Details for Adjoint Method in Neural ODE

# Details for Adjoint Method in Neural ODE ###### tags: `NODE` **In my opinion, this method is just like compute the gradients of NODE by solving another ODE.** Let's build a Neural ODE like: $$ x(t_{n}) = x(t_0) + \int_{t_0}^{t_{n}}f(x(t),t,\theta)dt $$ and the loss function $L(x(t_n),y)$ where $y$ is ground truth of $x({t_0})$ (To simplify, we just use $L$ to indicate $L(x(t_n),y)$). Our goal is to compute $\dfrac{\partial L}{\partial x(t_0)}$ and $\dfrac{\partial L}{\partial \theta}$. We achieve this goal by using adjoint method.

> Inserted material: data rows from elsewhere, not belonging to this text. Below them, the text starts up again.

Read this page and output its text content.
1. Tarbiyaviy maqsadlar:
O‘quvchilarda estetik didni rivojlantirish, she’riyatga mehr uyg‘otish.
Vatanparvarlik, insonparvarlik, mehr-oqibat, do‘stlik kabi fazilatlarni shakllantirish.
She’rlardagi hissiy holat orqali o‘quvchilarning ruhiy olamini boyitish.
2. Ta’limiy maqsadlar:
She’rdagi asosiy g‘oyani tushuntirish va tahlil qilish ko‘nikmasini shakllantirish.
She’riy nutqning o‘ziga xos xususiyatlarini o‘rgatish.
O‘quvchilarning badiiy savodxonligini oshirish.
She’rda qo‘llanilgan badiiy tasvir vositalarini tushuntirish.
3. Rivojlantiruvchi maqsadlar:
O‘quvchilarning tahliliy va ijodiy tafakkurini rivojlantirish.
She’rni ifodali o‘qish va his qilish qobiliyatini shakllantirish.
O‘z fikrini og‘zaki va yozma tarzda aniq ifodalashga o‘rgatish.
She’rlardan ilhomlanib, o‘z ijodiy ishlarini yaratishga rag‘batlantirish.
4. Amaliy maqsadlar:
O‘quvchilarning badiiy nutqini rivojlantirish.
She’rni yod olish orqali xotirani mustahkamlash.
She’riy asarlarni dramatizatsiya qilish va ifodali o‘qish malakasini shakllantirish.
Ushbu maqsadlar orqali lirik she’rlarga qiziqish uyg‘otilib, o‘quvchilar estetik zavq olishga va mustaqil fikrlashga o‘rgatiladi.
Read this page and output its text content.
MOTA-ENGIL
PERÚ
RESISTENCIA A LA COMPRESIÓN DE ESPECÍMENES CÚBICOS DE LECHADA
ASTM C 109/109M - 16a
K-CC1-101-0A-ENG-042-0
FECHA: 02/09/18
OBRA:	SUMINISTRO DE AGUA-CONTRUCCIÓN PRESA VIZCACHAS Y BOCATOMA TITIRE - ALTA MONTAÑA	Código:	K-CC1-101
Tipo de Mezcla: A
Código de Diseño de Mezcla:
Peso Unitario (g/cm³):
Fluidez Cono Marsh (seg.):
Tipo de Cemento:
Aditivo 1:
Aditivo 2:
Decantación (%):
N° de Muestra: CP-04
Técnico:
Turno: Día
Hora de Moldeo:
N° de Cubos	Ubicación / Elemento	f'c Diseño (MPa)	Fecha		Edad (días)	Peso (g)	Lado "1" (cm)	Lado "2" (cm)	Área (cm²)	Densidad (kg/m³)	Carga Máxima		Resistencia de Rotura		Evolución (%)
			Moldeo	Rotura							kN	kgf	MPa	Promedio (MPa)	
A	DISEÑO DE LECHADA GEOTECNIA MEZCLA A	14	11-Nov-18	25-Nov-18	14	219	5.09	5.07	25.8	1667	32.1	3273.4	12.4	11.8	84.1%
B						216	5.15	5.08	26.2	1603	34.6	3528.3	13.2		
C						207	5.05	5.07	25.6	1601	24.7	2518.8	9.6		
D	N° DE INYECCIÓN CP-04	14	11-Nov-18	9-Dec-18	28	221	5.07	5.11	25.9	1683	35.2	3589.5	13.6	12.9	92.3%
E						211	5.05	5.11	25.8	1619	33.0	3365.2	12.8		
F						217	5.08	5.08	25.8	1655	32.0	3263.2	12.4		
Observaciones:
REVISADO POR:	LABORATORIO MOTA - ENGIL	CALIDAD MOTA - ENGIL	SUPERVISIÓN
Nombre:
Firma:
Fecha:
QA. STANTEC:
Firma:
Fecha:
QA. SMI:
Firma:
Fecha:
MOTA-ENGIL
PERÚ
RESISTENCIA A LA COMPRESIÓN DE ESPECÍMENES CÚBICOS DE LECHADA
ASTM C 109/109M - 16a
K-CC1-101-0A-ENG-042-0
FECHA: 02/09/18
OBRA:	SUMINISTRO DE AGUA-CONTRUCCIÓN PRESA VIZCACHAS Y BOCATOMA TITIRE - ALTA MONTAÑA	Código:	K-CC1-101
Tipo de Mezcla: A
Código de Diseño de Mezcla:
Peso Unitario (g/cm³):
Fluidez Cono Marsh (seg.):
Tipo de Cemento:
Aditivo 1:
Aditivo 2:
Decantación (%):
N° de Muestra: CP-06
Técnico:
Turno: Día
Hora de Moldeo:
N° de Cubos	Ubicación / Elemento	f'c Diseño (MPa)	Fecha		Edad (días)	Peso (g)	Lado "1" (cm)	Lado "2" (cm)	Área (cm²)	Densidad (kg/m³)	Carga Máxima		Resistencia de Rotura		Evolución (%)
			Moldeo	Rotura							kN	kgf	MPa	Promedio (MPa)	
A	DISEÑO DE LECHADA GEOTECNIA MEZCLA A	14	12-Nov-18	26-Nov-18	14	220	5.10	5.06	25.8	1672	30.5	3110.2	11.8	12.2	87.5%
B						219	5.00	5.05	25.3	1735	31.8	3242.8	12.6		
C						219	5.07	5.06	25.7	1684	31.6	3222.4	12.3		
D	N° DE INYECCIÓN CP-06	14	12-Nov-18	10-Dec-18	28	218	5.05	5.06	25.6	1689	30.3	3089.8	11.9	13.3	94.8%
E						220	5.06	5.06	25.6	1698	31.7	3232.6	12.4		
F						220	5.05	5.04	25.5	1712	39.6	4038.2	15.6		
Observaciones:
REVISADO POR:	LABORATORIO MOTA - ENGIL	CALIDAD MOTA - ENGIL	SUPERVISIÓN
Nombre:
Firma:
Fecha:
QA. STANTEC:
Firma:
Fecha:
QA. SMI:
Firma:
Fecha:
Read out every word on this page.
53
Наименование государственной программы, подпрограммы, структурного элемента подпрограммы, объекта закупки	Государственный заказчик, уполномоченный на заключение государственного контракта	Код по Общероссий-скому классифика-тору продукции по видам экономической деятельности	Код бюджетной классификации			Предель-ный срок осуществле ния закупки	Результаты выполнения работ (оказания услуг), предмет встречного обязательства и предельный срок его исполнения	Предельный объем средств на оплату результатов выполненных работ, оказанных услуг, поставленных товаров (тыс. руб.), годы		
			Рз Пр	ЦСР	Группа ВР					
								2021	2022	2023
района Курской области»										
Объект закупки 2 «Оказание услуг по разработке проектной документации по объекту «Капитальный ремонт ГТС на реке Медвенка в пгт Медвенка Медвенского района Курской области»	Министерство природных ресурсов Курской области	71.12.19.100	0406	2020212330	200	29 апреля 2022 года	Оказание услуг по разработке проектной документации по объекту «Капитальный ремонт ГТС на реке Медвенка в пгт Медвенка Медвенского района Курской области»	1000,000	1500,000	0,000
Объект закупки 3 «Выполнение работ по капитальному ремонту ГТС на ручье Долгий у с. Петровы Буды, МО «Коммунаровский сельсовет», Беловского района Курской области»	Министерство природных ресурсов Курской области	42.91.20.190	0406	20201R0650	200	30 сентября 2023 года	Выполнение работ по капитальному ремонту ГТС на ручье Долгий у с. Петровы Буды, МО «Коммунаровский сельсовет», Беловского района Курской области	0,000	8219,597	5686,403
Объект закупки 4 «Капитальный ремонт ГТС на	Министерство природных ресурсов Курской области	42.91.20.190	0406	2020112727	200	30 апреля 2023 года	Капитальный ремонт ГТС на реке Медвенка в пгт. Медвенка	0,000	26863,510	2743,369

Assume: $$ a(t) = \frac{dL}{dx(t)}$$ We have: $$ \frac{da(t)}{dt} = lim_{\epsilon\to0} \frac{a(t+\epsilon)-a(t)}{\epsilon} \\=lim_{\epsilon\to0} \frac{a(t+\epsilon) - \frac{dL}{dx(t+\epsilon)}\frac{dx(t+\epsilon)}{dx(t)}}{\epsilon} \\=lim_{\epsilon\to0} \frac{a(t+\epsilon) - a(t+\epsilon)\frac{dx(t+\epsilon)}{dx(t)}}{\epsilon} \\=lim_{\epsilon\to0} \frac{a(t+\epsilon) - a(t+\epsilon)\frac{d}{dx(t)}(x(t) + \epsilon f(x(t),t,\theta)+O(\epsilon^2))}{\epsilon} (Taylor\quad series\quad around \quad x(t)) \\= lim_{\epsilon\to0} -a(t+\epsilon)\frac{\partial f(x(t),t,\theta)}{\partial x(t)} + O(\epsilon) \\= -a(t)\frac{\partial f(x(t),t,\theta)}{\partial x(t)}$$ Therefore, we have a ODE formed like: $$ a(t_n) = \frac{dL}{dx(t_n)} $$ $$ a(t_0) = a(t_n) + \int_{t_n}^{t_0}-a(t)\frac{\partial f(x(t),t,\theta)}{\partial x(t)}dt$$ Just consider the parameter $\theta$ is a variable $\theta(t)$ changing with t (even it is not). By just replacing $x(t)$ with $\theta(t)$ and set the initial value as 0. ![](https://i.imgur.com/yy7JbV5.png) In summary, the forward and backward of Neural ODE are both transformed into the problem of solving ODE. ![](https://i.imgur.com/MP0CjAa.png)